SpaceX has upped the ante in its bid to compete for national security space launches against incumbent United Launch Alliance (ULA).
After filing a protest against the U.S. Air Force and ULA in the U.S. Court of Federal Claims last week, the Hawthorne, Calif.-based rocket maker won a temporary inunction against new purchases of Russian RD-180 engines used to power ULA's Atlas 5. The ruling, issued April 30 by Judge Susan Braden, asked that the U.S. Commerce, State and Treasury departments certify such spending does not violate U.S. sanctions against Russian Deputy Prime Minister Dmitry Rogozin, who oversees Moscow's defense and space industries.
Although the injunction excludes purchase orders or payments made to RD-180 prime contractor NPO Energomash prior to April 30, the U.S. government sought to clarify whether the ruling applies to Air Force purchases or payments made to ULA or its subsidiary, United Launch Services (ULS). In a May 2 filing with the court, the government argued a broader interpretation prohibiting purchases from or payments to ULA and ULS “would risk substantially affecting current contractual obligations between the Air Force” and its primary launch services provider.

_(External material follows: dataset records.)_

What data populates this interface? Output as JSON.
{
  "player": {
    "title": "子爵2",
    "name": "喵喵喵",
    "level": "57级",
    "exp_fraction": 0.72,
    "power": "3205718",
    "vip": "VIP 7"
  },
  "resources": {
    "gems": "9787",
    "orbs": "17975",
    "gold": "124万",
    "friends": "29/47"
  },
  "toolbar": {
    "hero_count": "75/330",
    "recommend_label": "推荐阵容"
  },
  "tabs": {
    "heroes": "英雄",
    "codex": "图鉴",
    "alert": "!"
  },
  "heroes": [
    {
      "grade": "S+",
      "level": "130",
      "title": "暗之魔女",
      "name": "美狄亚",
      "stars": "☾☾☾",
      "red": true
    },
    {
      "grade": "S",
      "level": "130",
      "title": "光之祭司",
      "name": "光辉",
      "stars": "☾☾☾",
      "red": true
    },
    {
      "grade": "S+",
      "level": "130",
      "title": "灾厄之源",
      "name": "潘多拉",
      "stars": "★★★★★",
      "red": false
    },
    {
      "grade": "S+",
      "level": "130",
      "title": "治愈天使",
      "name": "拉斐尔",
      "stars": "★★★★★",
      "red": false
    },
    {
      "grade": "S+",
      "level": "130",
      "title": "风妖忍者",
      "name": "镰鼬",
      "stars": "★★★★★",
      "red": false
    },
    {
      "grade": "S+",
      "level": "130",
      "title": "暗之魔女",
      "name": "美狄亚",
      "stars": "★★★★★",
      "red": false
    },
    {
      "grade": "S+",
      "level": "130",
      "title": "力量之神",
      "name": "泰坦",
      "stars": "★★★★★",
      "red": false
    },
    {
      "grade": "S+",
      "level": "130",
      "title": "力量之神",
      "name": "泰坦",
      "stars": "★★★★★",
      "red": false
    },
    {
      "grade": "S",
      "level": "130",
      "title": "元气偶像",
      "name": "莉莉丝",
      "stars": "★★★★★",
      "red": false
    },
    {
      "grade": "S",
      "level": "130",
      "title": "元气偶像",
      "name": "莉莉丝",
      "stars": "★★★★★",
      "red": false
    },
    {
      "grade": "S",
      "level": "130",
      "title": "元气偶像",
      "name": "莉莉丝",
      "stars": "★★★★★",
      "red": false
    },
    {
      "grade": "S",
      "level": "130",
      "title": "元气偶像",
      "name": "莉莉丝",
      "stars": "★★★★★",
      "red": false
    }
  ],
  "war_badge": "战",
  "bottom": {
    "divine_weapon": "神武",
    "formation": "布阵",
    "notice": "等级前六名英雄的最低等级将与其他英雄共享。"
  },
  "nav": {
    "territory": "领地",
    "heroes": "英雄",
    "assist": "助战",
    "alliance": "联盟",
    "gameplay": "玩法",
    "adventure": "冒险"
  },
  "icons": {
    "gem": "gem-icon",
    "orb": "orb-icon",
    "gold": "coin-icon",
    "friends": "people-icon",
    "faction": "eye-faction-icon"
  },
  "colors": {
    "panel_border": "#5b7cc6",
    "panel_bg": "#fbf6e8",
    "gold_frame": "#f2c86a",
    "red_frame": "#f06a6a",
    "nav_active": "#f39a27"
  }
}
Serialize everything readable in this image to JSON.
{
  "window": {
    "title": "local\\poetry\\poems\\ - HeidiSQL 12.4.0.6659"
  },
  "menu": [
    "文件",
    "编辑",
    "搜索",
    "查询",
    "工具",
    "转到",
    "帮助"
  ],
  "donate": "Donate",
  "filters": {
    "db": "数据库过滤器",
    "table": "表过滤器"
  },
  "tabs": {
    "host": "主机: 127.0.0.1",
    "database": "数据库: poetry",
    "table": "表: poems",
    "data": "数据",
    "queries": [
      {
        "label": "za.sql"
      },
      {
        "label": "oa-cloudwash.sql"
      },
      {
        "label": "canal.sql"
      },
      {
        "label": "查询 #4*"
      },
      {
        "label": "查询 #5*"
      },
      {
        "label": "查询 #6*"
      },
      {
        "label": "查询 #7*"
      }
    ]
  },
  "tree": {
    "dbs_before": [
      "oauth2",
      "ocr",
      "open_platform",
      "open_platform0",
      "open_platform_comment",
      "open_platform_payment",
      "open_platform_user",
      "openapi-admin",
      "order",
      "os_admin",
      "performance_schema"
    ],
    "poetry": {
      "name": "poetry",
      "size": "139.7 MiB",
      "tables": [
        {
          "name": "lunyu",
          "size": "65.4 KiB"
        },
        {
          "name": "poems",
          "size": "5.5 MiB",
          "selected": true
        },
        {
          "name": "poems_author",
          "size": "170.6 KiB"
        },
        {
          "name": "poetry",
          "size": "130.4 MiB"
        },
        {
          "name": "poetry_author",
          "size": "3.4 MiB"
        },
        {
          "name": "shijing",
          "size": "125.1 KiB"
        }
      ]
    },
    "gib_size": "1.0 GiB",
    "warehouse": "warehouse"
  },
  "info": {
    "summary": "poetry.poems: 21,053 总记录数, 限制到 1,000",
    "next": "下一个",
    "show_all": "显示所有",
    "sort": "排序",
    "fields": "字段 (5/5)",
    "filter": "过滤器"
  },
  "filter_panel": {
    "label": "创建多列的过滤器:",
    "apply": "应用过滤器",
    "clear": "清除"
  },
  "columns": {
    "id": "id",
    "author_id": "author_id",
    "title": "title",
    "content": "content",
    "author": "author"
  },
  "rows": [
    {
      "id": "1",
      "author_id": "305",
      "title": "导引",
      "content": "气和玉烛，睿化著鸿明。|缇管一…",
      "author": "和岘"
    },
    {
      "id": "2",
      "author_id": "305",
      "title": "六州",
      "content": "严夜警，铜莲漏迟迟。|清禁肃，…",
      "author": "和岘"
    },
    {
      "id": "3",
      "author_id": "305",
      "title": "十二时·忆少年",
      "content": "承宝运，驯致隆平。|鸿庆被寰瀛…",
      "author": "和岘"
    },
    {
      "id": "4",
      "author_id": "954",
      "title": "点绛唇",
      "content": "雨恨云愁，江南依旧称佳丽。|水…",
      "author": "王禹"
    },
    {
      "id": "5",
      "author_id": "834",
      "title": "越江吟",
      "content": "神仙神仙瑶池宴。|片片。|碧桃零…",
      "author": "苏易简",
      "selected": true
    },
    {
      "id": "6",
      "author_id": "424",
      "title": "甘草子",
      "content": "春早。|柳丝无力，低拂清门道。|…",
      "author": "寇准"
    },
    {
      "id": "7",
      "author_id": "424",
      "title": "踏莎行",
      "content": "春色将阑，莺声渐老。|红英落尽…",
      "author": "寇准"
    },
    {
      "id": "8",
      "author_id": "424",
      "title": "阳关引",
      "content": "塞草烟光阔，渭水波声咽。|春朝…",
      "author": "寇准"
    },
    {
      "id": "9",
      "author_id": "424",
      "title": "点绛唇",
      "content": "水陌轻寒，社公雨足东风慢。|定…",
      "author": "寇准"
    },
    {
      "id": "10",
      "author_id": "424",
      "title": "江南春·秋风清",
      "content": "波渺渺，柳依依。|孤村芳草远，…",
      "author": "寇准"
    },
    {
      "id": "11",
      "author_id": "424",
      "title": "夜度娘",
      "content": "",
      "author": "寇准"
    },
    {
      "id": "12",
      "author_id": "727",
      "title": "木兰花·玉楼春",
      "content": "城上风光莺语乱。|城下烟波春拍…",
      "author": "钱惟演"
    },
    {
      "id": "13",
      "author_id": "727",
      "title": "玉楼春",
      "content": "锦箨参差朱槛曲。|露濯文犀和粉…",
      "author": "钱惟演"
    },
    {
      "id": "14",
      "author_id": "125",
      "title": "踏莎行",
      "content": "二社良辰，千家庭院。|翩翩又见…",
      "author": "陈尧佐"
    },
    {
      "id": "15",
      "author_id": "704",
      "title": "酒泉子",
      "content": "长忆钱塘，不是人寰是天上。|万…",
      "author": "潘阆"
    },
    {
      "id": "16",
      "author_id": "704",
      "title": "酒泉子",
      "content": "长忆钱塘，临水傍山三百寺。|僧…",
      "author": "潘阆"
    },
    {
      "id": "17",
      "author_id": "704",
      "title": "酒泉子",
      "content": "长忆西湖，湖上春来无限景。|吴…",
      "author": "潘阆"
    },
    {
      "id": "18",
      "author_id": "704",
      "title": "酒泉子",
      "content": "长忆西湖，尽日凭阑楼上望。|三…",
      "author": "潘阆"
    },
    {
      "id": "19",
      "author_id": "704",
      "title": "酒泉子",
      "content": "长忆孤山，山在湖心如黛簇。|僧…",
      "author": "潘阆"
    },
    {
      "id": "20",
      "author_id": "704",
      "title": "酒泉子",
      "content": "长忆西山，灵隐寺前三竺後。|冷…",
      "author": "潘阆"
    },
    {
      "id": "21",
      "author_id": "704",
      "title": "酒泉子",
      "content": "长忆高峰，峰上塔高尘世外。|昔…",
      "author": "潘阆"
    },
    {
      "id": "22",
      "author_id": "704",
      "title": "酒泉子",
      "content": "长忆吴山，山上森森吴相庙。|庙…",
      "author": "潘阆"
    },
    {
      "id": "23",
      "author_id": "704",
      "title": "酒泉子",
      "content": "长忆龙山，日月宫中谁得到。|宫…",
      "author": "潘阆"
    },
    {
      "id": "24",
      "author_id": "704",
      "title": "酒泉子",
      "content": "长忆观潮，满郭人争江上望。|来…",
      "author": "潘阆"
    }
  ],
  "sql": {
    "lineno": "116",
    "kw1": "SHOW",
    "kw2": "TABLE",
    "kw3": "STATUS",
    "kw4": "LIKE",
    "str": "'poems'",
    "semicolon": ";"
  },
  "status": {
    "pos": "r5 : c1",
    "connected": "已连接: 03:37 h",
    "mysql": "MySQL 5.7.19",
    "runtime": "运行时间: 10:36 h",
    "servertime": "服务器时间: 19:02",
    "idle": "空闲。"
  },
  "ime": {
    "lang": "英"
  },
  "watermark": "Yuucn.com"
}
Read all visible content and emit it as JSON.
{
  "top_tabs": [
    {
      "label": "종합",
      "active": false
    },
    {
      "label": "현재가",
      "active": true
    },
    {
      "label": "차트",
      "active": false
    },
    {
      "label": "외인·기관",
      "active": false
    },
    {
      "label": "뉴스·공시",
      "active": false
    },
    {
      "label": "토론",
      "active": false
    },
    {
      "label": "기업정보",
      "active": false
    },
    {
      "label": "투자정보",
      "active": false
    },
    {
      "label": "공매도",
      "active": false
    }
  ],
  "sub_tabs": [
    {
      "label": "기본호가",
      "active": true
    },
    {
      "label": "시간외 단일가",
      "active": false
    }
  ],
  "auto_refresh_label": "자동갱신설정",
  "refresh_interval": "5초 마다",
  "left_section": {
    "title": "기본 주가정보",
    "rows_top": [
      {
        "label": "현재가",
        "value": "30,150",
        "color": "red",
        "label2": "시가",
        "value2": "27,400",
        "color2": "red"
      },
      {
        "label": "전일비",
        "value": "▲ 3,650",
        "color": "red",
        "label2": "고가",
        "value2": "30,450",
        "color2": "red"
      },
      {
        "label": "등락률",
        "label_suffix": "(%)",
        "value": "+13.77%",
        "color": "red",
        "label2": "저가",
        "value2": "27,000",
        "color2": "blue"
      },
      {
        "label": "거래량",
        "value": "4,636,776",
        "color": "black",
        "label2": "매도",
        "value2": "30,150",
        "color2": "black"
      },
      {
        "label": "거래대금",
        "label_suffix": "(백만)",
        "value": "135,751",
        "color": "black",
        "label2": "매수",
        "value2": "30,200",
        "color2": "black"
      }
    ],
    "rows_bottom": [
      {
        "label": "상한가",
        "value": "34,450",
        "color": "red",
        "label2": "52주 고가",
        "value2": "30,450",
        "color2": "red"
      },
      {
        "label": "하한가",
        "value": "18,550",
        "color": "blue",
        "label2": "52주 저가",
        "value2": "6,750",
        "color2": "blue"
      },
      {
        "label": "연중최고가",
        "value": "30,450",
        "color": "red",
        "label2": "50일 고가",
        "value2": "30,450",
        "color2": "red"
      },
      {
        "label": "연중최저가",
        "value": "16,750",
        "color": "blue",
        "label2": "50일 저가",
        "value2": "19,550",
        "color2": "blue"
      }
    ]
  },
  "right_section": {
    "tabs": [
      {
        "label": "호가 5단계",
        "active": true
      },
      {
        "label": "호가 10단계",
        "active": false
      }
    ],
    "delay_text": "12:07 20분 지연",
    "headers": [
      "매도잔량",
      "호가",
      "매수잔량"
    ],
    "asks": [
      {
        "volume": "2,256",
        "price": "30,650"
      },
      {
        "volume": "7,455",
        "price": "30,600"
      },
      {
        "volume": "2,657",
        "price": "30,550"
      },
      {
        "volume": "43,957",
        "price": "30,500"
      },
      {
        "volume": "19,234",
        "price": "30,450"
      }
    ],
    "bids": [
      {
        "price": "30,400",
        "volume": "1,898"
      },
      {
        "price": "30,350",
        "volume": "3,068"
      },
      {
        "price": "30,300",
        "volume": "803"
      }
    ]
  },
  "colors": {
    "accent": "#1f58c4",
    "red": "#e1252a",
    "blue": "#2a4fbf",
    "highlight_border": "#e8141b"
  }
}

A more reasonable interpretation, the government argued, would be limiting the ruling to purchases from or payments to NPO Energomash, the Russian state-owned company that builds the RD-180, or any entity subject to Rogozin's control.
Later that day, the court issued a response confirming the April 30 injunction does not apply to government purchases from, or payments to, ULA or its subsidiary.
“The United States may continue to make payments to ULS and/or ULA,” Braden said in a proposed order issued May 2.
However, the clarification has yet to be incorporated into a new ruling. In the meantime, SpaceX weighed in, asserting in a May 4 filing with the court that the government is unable to certify that any payments it makes to ULA do not somehow benefit Rogozin – directly or indirectly.
“The effort to eliminate the word “indirectly” from the Court's order is particularly troubling,” SpaceX attorney Richard Vacura wrote in the filing, arguing the government is asking the court to allow it to continue paying ULA even if they cannot certify the funds will not ultimately flow to NPO Energomash or other entities that may be under Rogozin's control.
“Here, the money transfer, while quite clearly going in part to NPO Energomash, is not likely to be direct,” Vacura asserts, noting that ULS purchases RD-180 engines indirectly through RD Amross, a joint venture owned by NPO Energomash and UTC.
Sidestepping the need to certify government funds given to ULA are neither directly nor indirectly violating U.S. sanctions “would undermine the Court's objective to halt the transfer of money to NPO Energomash” pending government clarification on the matter.
“In essence, Defendant seeks to continue business as usual under the [Air Force Evolved Expendable Launch Vehicle] EELV program – including paying monies to ULS – relieved from any obligation to ensure that those monies do not flow in violation of sanctions,” Vacura wrote.
If the court rules in SpaceX's favor, the outcome brings the potential to broaden application of U.S. sanctions aimed at Moscow, with implications for other U.S. space systems that rely on Russian hardware. These include International Launch Services (ILS), which markets commercial missions of the Khrunichev-built Proton M/Briz M; Sea Launch, a company majority owned by RSC Energia that operates Russian-Ukrainian Zenit rockets from an ocean-based platform in international waters; JSC Glavkosmos, a secondary payload launch provider within the Russian Federal Space Program; ISC Kosmotras, which launches small satellites on converted ICBMs from Russian soil; Eurockot, a Russian-German joint venture that markets commercial Rokot launches, and Arianespace, which markets commercial launches of Russia's Soyuz from French Guiana.